Global data center traffic is set to grow fourfold, hitting 6.6 zettabytes a year by 2016. And cloud traffic, the fastest-growing component of data center traffic, will grow 44 percent annually, or sixfold, in the same time frame. So says Cisco's second annual Global Cloud Index.
To put the growth into perspective, 6.6 zettabytes is equivalent to 92 trillion hours of streaming music, 16 trillion hours of business Web conferencing, and 7 trillion hours of online high-definition (HD) video streaming.
"This year's forecast confirms that strong growth in data center usage and cloud traffic are global trends, driven by our growing desire to access personal and business content anywhere, on any device ," said Doug Merritt, senior vice president of Corporate Marketing at Cisco.
"When you couple this growth with projected increases in connected devices and objects, the next-generation Internet will be an essential component to enabling much greater data center virtualization and a new world of interconnected clouds."
What's Driving the Cloud?
Cisco predicts global cloud traffic will account for nearly two-thirds of total global data center traffic by 2016. Globally, cloud traffic will grow from 39 percent of total data center traffic in 2011 to 64 percent of total data center traffic.
In fact, global cloud traffic will grow faster than overall global data center traffic. The transition to cloud services is driving global cloud traffic at a growth rate greater than global data center traffic.
"The biggest driver is that the network has become a more cost-effective storage repository. With computing in the old days, the cheapest way to store data was to put it on a local hard drive," said Zeus Kerravala, principal analyst at ZK Research.
"When you look at the price performance of the network, considering broadband, fiber, FiOS and other networking technologies, from a consumer standpoint it's more cost-effective to leverage the network for content. Instead of storing the content locally, you just go to the network and get it when you want it."
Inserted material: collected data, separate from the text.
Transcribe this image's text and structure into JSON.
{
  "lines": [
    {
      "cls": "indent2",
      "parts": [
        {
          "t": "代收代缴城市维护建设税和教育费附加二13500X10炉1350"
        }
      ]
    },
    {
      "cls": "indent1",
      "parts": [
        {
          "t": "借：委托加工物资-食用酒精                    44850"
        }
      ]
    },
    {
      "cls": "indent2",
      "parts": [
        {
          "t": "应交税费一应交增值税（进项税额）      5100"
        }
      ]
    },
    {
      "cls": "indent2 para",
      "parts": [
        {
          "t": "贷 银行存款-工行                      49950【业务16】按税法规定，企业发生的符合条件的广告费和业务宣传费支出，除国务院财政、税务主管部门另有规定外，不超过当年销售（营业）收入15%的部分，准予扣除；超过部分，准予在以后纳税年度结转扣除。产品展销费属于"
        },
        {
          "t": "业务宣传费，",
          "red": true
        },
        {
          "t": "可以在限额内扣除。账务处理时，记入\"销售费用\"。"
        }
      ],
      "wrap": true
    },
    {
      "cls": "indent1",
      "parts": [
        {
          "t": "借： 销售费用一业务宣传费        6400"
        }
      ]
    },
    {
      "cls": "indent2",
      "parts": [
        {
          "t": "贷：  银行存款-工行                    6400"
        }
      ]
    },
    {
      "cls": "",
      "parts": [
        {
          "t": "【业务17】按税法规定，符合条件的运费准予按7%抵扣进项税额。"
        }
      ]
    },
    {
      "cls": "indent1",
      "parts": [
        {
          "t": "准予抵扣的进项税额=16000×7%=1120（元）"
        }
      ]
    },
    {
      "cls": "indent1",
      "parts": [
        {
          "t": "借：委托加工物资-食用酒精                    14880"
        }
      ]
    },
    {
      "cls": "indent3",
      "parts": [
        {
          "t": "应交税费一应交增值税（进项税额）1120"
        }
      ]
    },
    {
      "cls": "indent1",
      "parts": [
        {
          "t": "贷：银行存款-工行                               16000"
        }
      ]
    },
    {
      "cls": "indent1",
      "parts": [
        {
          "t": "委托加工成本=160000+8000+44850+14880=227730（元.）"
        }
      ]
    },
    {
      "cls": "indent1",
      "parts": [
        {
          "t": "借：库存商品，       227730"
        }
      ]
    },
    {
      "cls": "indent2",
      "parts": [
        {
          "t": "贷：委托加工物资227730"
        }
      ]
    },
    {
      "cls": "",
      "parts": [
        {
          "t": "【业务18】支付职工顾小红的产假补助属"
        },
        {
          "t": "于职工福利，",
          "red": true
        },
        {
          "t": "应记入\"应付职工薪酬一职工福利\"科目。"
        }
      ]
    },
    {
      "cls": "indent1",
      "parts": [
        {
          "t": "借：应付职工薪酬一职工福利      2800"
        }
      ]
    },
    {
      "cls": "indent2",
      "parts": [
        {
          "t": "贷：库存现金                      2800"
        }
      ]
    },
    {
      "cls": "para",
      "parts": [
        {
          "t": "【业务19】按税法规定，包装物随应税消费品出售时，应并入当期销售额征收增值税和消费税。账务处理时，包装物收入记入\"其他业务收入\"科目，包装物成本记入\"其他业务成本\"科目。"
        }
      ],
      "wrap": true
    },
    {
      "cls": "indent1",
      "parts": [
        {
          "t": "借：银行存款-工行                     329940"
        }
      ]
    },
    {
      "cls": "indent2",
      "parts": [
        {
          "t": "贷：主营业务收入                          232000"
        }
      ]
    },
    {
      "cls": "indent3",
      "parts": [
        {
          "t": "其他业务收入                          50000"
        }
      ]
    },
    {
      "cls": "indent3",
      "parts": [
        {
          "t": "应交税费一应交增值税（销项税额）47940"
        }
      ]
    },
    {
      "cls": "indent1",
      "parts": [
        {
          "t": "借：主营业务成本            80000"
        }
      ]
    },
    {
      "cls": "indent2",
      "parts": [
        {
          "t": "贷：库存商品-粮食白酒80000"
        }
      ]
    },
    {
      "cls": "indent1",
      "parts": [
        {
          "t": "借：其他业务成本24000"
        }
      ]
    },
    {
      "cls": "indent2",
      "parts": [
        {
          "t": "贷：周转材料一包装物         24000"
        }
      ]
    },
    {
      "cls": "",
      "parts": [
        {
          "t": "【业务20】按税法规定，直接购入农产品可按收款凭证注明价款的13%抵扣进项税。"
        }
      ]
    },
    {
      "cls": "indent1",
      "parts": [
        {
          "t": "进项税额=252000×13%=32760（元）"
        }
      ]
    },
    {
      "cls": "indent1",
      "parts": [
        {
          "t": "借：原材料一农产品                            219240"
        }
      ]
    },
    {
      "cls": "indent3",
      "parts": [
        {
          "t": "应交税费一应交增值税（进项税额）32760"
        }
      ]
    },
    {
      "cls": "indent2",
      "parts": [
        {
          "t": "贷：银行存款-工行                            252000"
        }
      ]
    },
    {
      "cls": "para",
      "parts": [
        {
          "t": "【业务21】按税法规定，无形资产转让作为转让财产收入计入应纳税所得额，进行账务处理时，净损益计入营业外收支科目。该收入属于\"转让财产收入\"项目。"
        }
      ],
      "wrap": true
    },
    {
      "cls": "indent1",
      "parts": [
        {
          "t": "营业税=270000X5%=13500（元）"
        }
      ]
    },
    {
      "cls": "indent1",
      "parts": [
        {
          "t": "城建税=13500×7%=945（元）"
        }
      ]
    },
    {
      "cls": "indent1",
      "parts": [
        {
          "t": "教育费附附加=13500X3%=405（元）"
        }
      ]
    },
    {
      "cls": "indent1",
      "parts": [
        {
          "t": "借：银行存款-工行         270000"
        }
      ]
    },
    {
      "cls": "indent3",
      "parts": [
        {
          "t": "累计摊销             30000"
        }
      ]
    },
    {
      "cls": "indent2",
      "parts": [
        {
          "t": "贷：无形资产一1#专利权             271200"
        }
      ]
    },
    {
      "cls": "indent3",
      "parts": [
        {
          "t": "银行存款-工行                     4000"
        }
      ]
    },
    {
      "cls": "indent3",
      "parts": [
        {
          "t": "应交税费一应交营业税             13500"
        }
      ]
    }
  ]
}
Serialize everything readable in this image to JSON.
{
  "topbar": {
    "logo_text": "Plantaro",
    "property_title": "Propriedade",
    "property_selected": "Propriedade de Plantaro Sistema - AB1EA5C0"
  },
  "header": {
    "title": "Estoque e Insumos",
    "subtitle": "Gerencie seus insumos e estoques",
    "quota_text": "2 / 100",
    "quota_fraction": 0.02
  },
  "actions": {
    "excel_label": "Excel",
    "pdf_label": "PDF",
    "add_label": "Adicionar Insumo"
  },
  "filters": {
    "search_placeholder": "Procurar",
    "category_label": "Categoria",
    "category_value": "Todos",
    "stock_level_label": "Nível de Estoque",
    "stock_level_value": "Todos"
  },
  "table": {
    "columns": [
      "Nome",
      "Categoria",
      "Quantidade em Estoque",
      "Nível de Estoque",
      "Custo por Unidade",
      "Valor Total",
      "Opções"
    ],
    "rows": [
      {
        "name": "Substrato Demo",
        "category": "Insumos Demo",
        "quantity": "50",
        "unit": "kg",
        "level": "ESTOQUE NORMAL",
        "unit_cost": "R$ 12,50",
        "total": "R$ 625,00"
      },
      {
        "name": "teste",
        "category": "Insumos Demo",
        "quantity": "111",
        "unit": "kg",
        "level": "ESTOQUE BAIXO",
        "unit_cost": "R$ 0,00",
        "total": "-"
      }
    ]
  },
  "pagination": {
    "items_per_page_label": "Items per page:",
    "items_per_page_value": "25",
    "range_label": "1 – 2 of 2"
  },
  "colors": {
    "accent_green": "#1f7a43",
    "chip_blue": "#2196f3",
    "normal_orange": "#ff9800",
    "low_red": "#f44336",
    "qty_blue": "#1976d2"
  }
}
From 2011 to 2016, data center workloads will grow 2.5-fold and cloud workloads will grow 5.3-fold, Cisco predicted. In 2011, 30 percent of workloads were processed in the cloud, with 70 percent being handled in a traditional data center.
Cisco also predicts 2014 will be the first year when the majority of workloads shift to the cloud. By then, 52 percent of all workloads will be processed in the cloud versus 48 percent in the traditional IT space. And by 2016, 62 percent, or nearly two-thirds of total workloads, will be processed in the cloud.
Finally, Cisco predicts the average workload per physical cloud server will grow from 4.2 in 2011 to 8.5 by 2016. In comparison the average workload per traditional data center physical server will grow from 1.5 in 2011 to 2.0 in 2016.